Question

A source of sound $S$ is moving with a velocity of \[\text{50m/s}\] towards a stationary observer. The observer measures the frequency of the source as \[1000Hz\]. What will be the apparent frequency of the source when it is moving away from the observer after crossing him? (Take velocity of sound in air is $350m/s$)
\[\begin{align}
  & A.857Hz \\
 & B.807Hz \\
 & C.750Hz \\
 & D.1143Hz \\
\end{align}\]

Answer 1

Hint: Doppler Effect is the change in frequency when the position of the observer changes with respect to the source. However, here we are assuming that the velocity of the wave is constant during the interaction.

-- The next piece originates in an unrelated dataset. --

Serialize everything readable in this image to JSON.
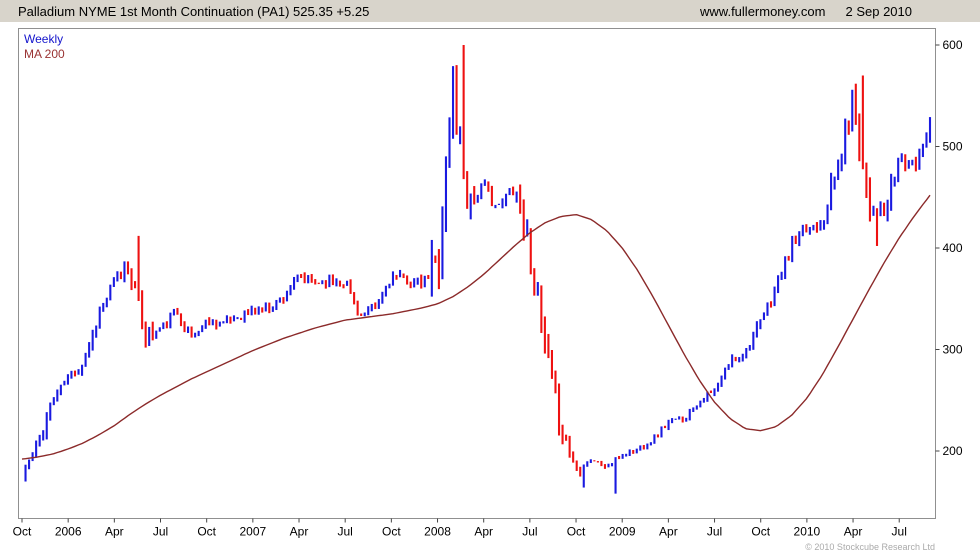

Also, the wave is either approaching the observer or moving away from the observer, only.

Formula used:
$f=\left(\dfrac{c\pm v_{o}}{c\pm v_{s}}\right) f_{0}$, where, $f$ is the apparent frequency of the sound, $f_{0}$ is the actual or real frequency of the sound, $c$ is the speed of the sound wave and $v_{s},v_{o}$ is the speed of the moving source and observer respectively.

Complete step-by-step answer:
Let us consider the given sound wave to travel at a speed $c=350m/s$. Given that the source is moving towards stationary observer at a velocity of \[\text{50m/s}\], then the speed of the observer is $v_{o}=0m/s$, and the speed of the source with respect to the observer is $v_{s}=+50m/s$, as the source is moving towards observer.
Also given that the apparent or observed frequency of the sound wave is $f=1000Hz.$
From Doppler’s law we know $f=\left(\dfrac{c\pm v_{o}}{c\pm v_{s}}\right) f_{0}$
Here, the Doppler’s law will become $f=\left(\dfrac{c}{c-v_{s}}\right) f_{0}$, as the source is moving towards the stationary observer .
Now substituting the values, we get
$1000=\left(\dfrac{350}{350-50}\right)f_{0}$
$\Rightarrow f_{0}=1000\left(\dfrac{300}{350}\right)$
$\Rightarrow f_{0}=875Hz$
Now the if the source moves past the observer, with $f_{0}=875Hz$, then the frequency of the new wave is given as $f\prime =\left(\dfrac{c}{c+v_{s}}\right)f_{0}$
Substituting, we get,
$f\prime=\left(\dfrac{350}{350+50}\right)\times 875=\left(\dfrac{350}{400}\right)\times 875=750Hz$

So, the correct answer is “Option c”.

Note: Doppler law is used only when the speed of the source and the observer are both less than the speed of the sound wave in the medium. Then clearly the relative frequency of a moving source or observer or both, is lesser than the frequency of the sound wave. This law can be extended to any waves.